Er wanderte nach USA aus, kehrte aber immer wieder nach Hamburg zurück, um in Veranstaltungen als Zeitzeuge gegen Krieg und Faschismus zu wirken. Auch in seiner neuen Heimat arbeitete er aufklärend unter der Jugend. Er wirkte dort an Jugendtheaterstücken, Filmen und Büchern mit. Noch im Januar war er zur Eröffnung der Ausstellung über den Hamburger Widerstand ins Rathaus in Hamburg eingeladen worden, konnte aber nicht mehr reisen. Er schrieb seinen Freundinnen und Freunden u.a.:

„Ich bin trotz allem Schmerz und trotz allen Leiden über die vielen Jahre hinweg immer noch sehr, sehr stolz darauf und unendlich dankbar dafür, dass wir dumme Bengels damals irgendwie den Mut fanden, gegen dies denkbar bösartigste Regime der Weltgeschichte mit unserer Flugblattaktion gewaltlos vorzugehen. Und dass wir überhaupt hinter die ganzen Lügen von damals dank der Hellsicht unseres Freundes Helmuth Hübener haben schauen können!

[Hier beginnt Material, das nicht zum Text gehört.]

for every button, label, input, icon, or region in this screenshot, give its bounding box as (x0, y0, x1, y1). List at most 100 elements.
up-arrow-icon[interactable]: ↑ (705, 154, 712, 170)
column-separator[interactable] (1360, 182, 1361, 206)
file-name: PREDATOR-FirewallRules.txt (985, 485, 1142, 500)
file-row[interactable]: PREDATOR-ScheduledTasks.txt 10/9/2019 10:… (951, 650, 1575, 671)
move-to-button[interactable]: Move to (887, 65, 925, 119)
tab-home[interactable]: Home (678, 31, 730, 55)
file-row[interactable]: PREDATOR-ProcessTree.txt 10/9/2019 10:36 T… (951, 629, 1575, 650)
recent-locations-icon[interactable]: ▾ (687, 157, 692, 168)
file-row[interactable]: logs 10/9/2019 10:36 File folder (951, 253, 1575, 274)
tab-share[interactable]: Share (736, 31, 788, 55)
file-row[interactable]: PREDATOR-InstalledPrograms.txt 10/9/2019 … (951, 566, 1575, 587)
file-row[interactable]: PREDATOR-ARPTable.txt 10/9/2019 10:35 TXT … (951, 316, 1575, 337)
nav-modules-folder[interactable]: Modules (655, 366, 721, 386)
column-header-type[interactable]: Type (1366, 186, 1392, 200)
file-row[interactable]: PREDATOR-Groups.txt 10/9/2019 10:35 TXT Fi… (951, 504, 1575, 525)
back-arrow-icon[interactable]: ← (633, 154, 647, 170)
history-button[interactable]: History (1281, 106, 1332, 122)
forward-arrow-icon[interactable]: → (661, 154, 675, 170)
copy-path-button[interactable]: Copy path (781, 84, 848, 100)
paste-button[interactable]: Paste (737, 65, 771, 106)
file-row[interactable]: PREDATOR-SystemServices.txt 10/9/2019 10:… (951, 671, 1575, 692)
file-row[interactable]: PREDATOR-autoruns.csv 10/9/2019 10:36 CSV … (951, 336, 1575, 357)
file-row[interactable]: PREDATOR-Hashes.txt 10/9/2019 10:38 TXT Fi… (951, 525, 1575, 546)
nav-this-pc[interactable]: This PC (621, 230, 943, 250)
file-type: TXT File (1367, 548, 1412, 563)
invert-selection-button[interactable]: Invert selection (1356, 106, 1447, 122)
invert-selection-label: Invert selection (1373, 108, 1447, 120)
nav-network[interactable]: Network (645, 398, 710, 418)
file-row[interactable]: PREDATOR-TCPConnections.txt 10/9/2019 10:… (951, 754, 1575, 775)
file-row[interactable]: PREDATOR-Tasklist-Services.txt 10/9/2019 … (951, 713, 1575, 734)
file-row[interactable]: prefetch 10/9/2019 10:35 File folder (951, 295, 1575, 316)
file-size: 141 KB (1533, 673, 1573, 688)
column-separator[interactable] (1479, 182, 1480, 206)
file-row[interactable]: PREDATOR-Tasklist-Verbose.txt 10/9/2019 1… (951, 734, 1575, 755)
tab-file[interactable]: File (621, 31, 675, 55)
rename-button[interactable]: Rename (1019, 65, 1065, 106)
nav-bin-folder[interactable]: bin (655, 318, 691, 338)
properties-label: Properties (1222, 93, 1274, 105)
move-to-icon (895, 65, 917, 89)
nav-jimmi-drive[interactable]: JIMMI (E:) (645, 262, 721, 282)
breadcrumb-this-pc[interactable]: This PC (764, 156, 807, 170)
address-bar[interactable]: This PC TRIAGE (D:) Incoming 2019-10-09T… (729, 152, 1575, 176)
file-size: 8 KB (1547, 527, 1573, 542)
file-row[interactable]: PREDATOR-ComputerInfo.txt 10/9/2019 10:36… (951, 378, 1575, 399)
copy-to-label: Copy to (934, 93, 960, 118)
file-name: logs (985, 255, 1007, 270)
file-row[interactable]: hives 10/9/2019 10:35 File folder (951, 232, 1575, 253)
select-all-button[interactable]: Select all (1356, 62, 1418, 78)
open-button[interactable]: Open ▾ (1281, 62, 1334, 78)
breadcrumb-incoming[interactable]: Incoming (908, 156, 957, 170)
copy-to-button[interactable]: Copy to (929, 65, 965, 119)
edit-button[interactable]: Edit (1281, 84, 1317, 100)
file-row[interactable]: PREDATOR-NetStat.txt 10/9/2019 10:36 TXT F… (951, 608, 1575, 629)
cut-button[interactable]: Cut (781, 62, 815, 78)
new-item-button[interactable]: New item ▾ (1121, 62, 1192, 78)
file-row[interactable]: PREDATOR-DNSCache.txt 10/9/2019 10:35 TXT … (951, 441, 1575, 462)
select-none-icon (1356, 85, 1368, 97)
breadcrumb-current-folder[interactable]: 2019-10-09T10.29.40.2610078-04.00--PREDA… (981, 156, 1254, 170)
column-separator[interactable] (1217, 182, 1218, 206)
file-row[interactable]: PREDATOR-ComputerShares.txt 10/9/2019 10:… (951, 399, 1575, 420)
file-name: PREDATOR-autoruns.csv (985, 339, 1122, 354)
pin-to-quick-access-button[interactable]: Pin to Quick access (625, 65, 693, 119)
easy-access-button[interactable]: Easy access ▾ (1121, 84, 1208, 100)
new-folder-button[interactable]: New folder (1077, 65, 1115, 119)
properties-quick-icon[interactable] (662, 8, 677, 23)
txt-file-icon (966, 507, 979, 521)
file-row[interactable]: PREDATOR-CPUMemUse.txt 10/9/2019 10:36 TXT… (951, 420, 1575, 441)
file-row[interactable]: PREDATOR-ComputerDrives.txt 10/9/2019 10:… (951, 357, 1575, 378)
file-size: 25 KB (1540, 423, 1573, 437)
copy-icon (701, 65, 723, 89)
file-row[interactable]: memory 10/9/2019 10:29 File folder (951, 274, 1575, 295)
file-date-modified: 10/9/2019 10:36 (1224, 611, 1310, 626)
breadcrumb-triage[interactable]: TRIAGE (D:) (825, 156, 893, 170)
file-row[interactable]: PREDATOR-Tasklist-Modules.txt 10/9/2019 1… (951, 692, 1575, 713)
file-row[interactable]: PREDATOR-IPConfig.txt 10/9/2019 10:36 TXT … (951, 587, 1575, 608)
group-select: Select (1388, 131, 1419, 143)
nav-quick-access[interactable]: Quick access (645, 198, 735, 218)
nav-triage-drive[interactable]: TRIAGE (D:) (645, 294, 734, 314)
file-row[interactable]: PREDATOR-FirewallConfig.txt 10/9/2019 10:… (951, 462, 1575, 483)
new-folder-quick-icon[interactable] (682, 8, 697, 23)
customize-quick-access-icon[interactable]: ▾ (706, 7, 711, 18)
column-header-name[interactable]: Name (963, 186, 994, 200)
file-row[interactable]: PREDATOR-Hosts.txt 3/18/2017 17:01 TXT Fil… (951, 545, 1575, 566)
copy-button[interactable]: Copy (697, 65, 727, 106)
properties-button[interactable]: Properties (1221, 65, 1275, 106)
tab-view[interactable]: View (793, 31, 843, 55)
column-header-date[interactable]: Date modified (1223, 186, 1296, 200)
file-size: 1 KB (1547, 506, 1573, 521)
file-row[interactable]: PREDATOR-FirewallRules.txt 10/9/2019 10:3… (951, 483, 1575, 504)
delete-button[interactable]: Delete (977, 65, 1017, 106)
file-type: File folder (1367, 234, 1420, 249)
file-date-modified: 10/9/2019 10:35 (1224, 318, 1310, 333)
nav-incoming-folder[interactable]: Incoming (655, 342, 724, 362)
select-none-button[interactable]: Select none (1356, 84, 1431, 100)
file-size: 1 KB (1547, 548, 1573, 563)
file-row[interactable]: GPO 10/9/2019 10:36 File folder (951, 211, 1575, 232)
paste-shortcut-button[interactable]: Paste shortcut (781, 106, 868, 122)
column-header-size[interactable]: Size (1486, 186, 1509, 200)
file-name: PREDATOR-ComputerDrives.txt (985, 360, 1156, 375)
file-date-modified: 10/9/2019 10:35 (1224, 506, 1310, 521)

Auch wenn ich gewusst hätte, was dadurch auf mich zukommen würde, kann ich jetzt bezeugen, dass ich es gern wieder täte, wenn ich die Gelegenheit hätte, denn eine friedvolle und faire Gesellschaft basiert ja auf der Bereitschaft jedes Mitglieds dieser Gesellschaft, für das Gute ein Opfer zu bringen, nicht immer auf seinen eigenen kurzfristigen Vorteil zu achten. Ich rufe also sozusagen über den Ozean und über die Jahrgänge meinen Freunden, besonders meinen jungen, energischen Freunden in Hamburg und sonst wo zu: Seid auf der Hut und seid für die gute Sache tätig, aber immer gewaltlos, immer menschlich und mit viel Liebe, nie den Teufel mit Beelzebub austreiben wollen!“

Noch am Vorabend des Tages, da Karl-Heinz Schnibbe uns verließ, haben wir an ihn gedacht und in zwei Veranstaltungen in Hamburg die Botschaft der jungen Menschen aus Hammerbrook verbreitet, die sich auf keine Gnade der späten Geburt beriefen, sondern mutig ihren Weg gingen.

Wir haben mit Dankbarkeit festgestellt, dass erst vor einigen Monaten die Verwaltungsschule in Hamburg, die einst von Helmuth Hübener besucht wurde, eine ständige Ausstellung geschaffen hat, mit der Helmuth Hübener, Karl Heinz Schnibbe, Rudolf Wobbe und Gerhard Düwer ein Denkmal geschaffen wurde. Karl Heinz und seine Freunde bleiben in unserem Gedächtnis und wir wollen weiter über ihr Vorbild berichten, so mit der VVN-BdA-Edition „Bibliothek des Widerstandes“ (hier erschien „Jugendwiderstand im Krieg/Die Hübener-Gruppe“) und mit dem Besuch an den Stätten des Widerstandes (wie in der Verwaltungsschule Normannenweg 26 in Hamburg).